In order for Marshall County Schools to have a school resource officer (SRO) in each of its 14 schools, the county board of education (BOE) had to request funding assistance from the commission Wednesday. Marshall County Commission Chairman James Hutcheson said the county schools were able to get its first part-time SROs from funds that the state legislators gave to the county in 2010, but he said that was “just a band-aid” for the issue.

Marshall County Schools Superintendent Cindy Wigley, Ph. D., attended the meeting, and she gave a brief presentation to inform the commission of the precarious position the county schools are in. She said county schools only have four, part-time SROs currently secured for the upcoming school year. The SROs would have to cover all 14 county schools, which makes protecting the students successfully impossible in an active shooter situation, she said.

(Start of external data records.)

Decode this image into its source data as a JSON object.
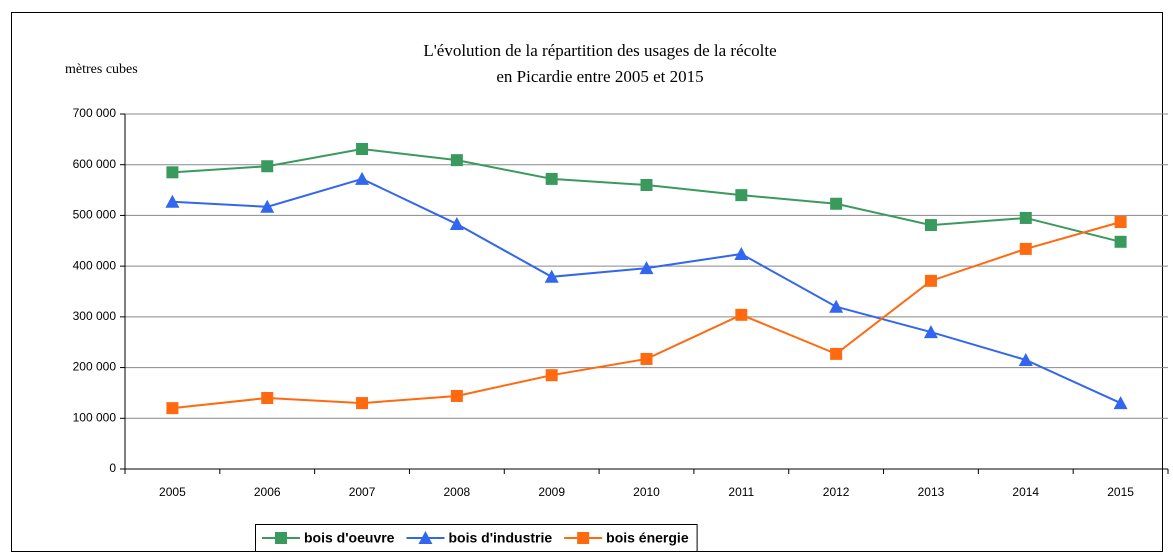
{
  "chart_data": {
    "type": "line",
    "title": [
      "L'évolution de la répartition des usages de la récolte",
      "en Picardie entre 2005 et 2015"
    ],
    "ylabel": "mètres cubes",
    "categories": [
      "2005",
      "2006",
      "2007",
      "2008",
      "2009",
      "2010",
      "2011",
      "2012",
      "2013",
      "2014",
      "2015"
    ],
    "series": [
      {
        "name": "bois d'oeuvre",
        "color": "#3a9a5e",
        "marker": "square",
        "values": [
          585000,
          597000,
          631000,
          609000,
          572000,
          560000,
          540000,
          523000,
          481000,
          495000,
          448000
        ]
      },
      {
        "name": "bois d'industrie",
        "color": "#3366ee",
        "marker": "triangle",
        "values": [
          527000,
          517000,
          572000,
          483000,
          379000,
          396000,
          424000,
          320000,
          270000,
          215000,
          130000
        ]
      },
      {
        "name": "bois énergie",
        "color": "#ff6a10",
        "marker": "square",
        "values": [
          120000,
          140000,
          130000,
          144000,
          185000,
          217000,
          304000,
          227000,
          371000,
          434000,
          487000
        ]
      }
    ],
    "ylim": [
      0,
      700000
    ],
    "yticks": [
      0,
      {
        "value": 100000,
        "label": "100 000"
      },
      {
        "value": 200000,
        "label": "200 000"
      },
      {
        "value": 300000,
        "label": "300 000"
      },
      {
        "value": 400000,
        "label": "400 000"
      },
      {
        "value": 500000,
        "label": "500 000"
      },
      {
        "value": 600000,
        "label": "600 000"
      },
      {
        "value": 700000,
        "label": "700 000"
      }
    ],
    "grid": true,
    "legend": "bottom"
  }
}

“Our No. 1 problem, our most immediate issue, is the safety of our students,” Wigley said. “It’s the very basic thing that we do. The sheriff and I have researched grants trying to find funding for SROs. They’re just not there. People don’t want to be responsible for someone carrying a gun. So, they don’t give money to that.”

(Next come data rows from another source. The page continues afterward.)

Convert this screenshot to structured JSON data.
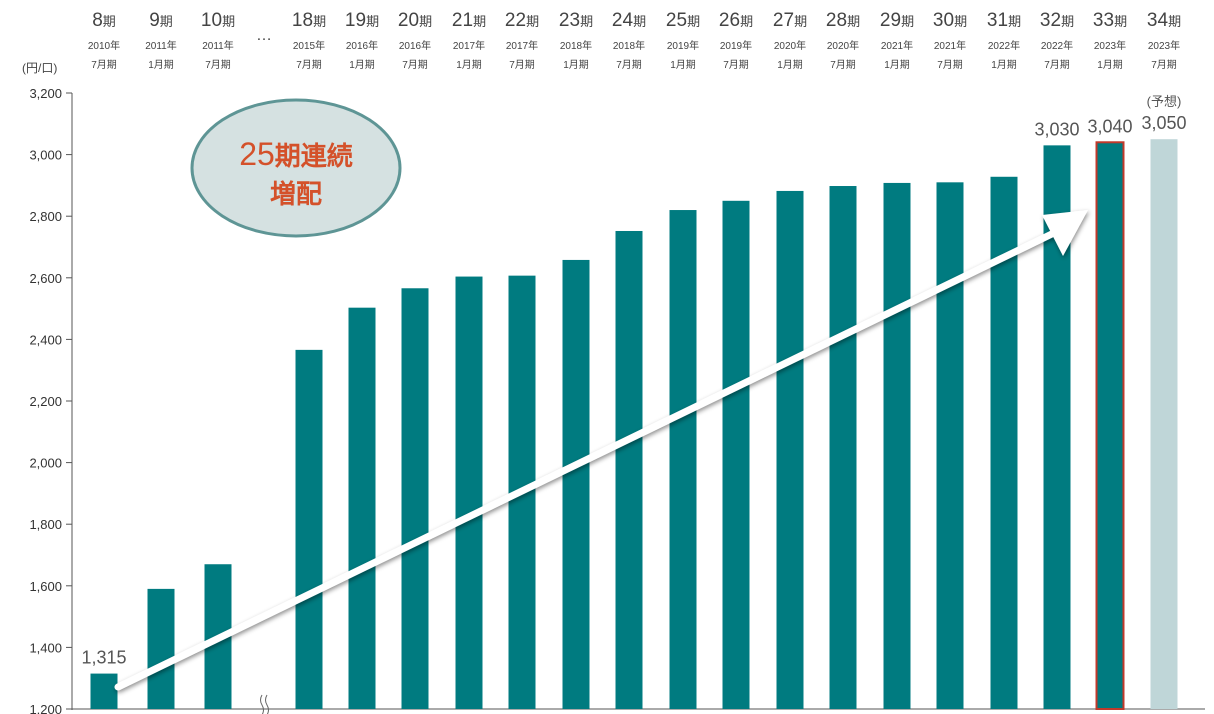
{
  "chart_data": {
    "type": "bar",
    "unit_label": "(円/口)",
    "y_ticks": [
      "1,200",
      "1,400",
      "1,600",
      "1,800",
      "2,000",
      "2,200",
      "2,400",
      "2,600",
      "2,800",
      "3,000",
      "3,200"
    ],
    "ylim": [
      1200,
      3200
    ],
    "ellipsis": "…",
    "categories": [
      {
        "num": "8",
        "suffix": "期",
        "year": "2010年",
        "month": "7月期"
      },
      {
        "num": "9",
        "suffix": "期",
        "year": "2011年",
        "month": "1月期"
      },
      {
        "num": "10",
        "suffix": "期",
        "year": "2011年",
        "month": "7月期"
      },
      {
        "num": "18",
        "suffix": "期",
        "year": "2015年",
        "month": "7月期"
      },
      {
        "num": "19",
        "suffix": "期",
        "year": "2016年",
        "month": "1月期"
      },
      {
        "num": "20",
        "suffix": "期",
        "year": "2016年",
        "month": "7月期"
      },
      {
        "num": "21",
        "suffix": "期",
        "year": "2017年",
        "month": "1月期"
      },
      {
        "num": "22",
        "suffix": "期",
        "year": "2017年",
        "month": "7月期"
      },
      {
        "num": "23",
        "suffix": "期",
        "year": "2018年",
        "month": "1月期"
      },
      {
        "num": "24",
        "suffix": "期",
        "year": "2018年",
        "month": "7月期"
      },
      {
        "num": "25",
        "suffix": "期",
        "year": "2019年",
        "month": "1月期"
      },
      {
        "num": "26",
        "suffix": "期",
        "year": "2019年",
        "month": "7月期"
      },
      {
        "num": "27",
        "suffix": "期",
        "year": "2020年",
        "month": "1月期"
      },
      {
        "num": "28",
        "suffix": "期",
        "year": "2020年",
        "month": "7月期"
      },
      {
        "num": "29",
        "suffix": "期",
        "year": "2021年",
        "month": "1月期"
      },
      {
        "num": "30",
        "suffix": "期",
        "year": "2021年",
        "month": "7月期"
      },
      {
        "num": "31",
        "suffix": "期",
        "year": "2022年",
        "month": "1月期"
      },
      {
        "num": "32",
        "suffix": "期",
        "year": "2022年",
        "month": "7月期"
      },
      {
        "num": "33",
        "suffix": "期",
        "year": "2023年",
        "month": "1月期"
      },
      {
        "num": "34",
        "suffix": "期",
        "year": "2023年",
        "month": "7月期"
      }
    ],
    "values": [
      1315,
      1590,
      1670,
      2366,
      2503,
      2566,
      2604,
      2607,
      2658,
      2752,
      2820,
      2850,
      2882,
      2898,
      2908,
      2910,
      2928,
      3030,
      3040,
      3050
    ],
    "value_labels": [
      {
        "index": 0,
        "text": "1,315"
      },
      {
        "index": 17,
        "text": "3,030"
      },
      {
        "index": 18,
        "text": "3,040"
      },
      {
        "index": 19,
        "text": "3,050"
      }
    ],
    "forecast_note": "(予想)",
    "forecast_index": 19,
    "highlight_index": 18,
    "badge": {
      "big": "25",
      "rest": "期連続",
      "line2": "増配"
    },
    "colors": {
      "bar": "#007b80",
      "forecast_bar": "#bfd6d8",
      "highlight_border": "#c0392b",
      "badge_fill": "#d5e1e1",
      "badge_stroke": "#5e9595",
      "badge_text": "#d4512a",
      "arrow": "#ffffff"
    }
  }
}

With 5,680 students from pre-K to 12th grade and more than 1 million square feet of facilities, the county schools’ current SROs cannot effectively do their job, Wigley said. Without additional funds, she said the county school system couldn’t afford the salaries of the SROs needed to cover all 14 schools.

Unfortunately, Hutcheson said the commission doesn’t have the funds to assist with the cost of more SROs in the county schools. He said the only way to acquire additional funds would be to add a fee to the county vehicle tags. Initially, he said the fee should be $20 and then it could possibly taper down to $15 after the first year. After much discussion, the commission agreed to hold a public hearing June 26, at 9 a.m. in the commission chambers at the county courthouse in Guntersville.